Corn, mmmmm good!
By PAT WICK
© Another Day in the Country
Corn has always been an important part of our diet — whether we were in the country or city-bound.
Because we're a gardening family, we KNEW the difference between store-bought corn and corn we'd lovingly frozen ourselves and stored in the freezer.
We KNEW the difference between corn that came fresh from the garden and directly into a steaming hot kettle of water and corn that is picked and shipped and doused with water and chemicals to keep it semi-fresh and refrigerated until finally it appears in the local grocery.

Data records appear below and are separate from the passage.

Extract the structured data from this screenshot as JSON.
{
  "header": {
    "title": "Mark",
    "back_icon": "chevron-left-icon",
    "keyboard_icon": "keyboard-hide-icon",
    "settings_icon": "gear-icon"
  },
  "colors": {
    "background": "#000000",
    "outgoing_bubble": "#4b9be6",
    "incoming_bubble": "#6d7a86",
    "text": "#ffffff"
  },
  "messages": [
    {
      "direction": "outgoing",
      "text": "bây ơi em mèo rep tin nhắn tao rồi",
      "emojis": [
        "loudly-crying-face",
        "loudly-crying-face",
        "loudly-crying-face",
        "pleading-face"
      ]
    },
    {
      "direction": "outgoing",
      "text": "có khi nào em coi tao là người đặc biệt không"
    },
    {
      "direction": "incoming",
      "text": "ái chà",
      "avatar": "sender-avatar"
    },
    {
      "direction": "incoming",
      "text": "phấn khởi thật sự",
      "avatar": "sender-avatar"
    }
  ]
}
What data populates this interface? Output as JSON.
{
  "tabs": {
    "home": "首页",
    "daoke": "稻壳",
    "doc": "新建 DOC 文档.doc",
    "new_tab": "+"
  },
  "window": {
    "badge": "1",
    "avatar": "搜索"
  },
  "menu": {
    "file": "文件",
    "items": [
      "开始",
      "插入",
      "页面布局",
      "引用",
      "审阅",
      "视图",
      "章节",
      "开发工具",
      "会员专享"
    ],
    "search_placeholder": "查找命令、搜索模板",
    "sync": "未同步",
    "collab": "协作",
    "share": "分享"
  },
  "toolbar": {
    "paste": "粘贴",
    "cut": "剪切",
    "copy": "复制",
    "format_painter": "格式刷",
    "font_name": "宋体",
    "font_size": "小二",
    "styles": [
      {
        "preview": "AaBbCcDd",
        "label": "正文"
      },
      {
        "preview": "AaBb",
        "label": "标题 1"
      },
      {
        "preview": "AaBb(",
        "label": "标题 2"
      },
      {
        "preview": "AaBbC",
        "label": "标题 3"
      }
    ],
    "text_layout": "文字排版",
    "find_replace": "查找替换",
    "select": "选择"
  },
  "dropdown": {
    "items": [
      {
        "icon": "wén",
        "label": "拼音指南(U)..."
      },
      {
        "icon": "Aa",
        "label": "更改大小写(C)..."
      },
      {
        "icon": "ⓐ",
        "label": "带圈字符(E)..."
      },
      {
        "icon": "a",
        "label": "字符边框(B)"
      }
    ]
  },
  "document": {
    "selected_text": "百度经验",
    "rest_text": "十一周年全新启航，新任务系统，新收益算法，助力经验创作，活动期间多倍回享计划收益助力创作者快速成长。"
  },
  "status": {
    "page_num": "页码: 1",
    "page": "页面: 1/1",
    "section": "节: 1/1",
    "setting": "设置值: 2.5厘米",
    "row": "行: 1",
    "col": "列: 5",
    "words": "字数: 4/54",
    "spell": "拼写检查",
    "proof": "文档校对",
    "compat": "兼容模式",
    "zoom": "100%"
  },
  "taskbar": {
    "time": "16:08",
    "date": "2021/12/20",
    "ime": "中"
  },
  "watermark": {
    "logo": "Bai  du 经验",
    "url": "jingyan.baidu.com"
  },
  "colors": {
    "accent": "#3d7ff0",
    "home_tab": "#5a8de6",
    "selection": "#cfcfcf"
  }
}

There was no comparison. And even though we were amazed at corn appearing in the grocery store in February, we knew that it came from Mexico or El Salvador and had experienced a long an arduous journey and no way would we be even tempted to buy it and put it on our table.
Even with all the genetic manipulations and scientific attempts to make the corn sweeter and sweeter so that we'd be tricked into believing it was fresh when it wasn't, we — who had the farmer's blood in our veins — KNEW the difference.
Of course, coming to Kansas — corn country — immediately our hearts turned toward home-grown corn and the deliciousness of taking it straight from the garden into our mouths in nothing more than five minutes (which included shucking time). Mmmm good!
However, and there's always one of those, it just seemed that my little backyard garden couldn't support enough corn to even whet our appetite. So my heart yearned for more!
Enter Tooltime Tim, on his white horse, "So how much corn do you want to plant?" he asks. "Lots!" came the answer. He pondered that a minute and then said, "Next year, we'll plow up my corral and you can plant corn up there!"
Well, THIS is "next year." You remember that I told you that we brought Dad's tractor here from Oregon and it has the neatest tiller-assembly imaginable.
Early this spring, Tooltime Tim was showing me how to run that tractor and tiller. As we went back and forth in the field, he'd hollar, "How much more do you want tilled up?" And I'd say, "MORE!" Then I looked at this field we'd groomed for corn — it was HUGE! How was I going to plant it? Tim had made it clear, "I'll get it ready — you take care of it!" That was a deal.
"We need a two-row planter," said Tim. And he started to hunt for one abandoned in a field, stashed with the old unused equipment in some farmers yard — anywhere — until he found one. We bought it, brought it home, and triumphantly planted the first 10 rows of corn. And we waited. Oooops, we hadn't set the equipment right and instead of planting a precious seed every six inches it was planting them about a yard apart. "We might as well start over," says Triple T. So we did.
What a triumphant day when that corn came up! Of course, so did the weeds and you do remember how big we made that field. Jessica and I have been out with the hoe chopping bindweed and sunflowers, etc. and tenderly nurturing the corn.
As I chopped, I remembered the stories Mom told about having to go out with her siblings and chop weeds on a hot day in the field. They got smart and hooked up the old horse to the buggy and took turns sitting in back and chopping. "It worked pretty slick," Mom said, "Until the hoe got caught in the buggy wheel." They were back to walking.
"We need a two- or four-row cultivator," proclaims the tool man. We're looking. "How much are you going to have invested in this corn before it ever hits the plate?" my sister wants to know. "You'd be better off going to Lehigh and buying your fresh corn," she chides.
But it's another day in the country and surely growing your own corn is a country tradition worth keeping even if it isn't cost-effective. And as we watch the seedlings emerge, I dream of that first hot roasting ear!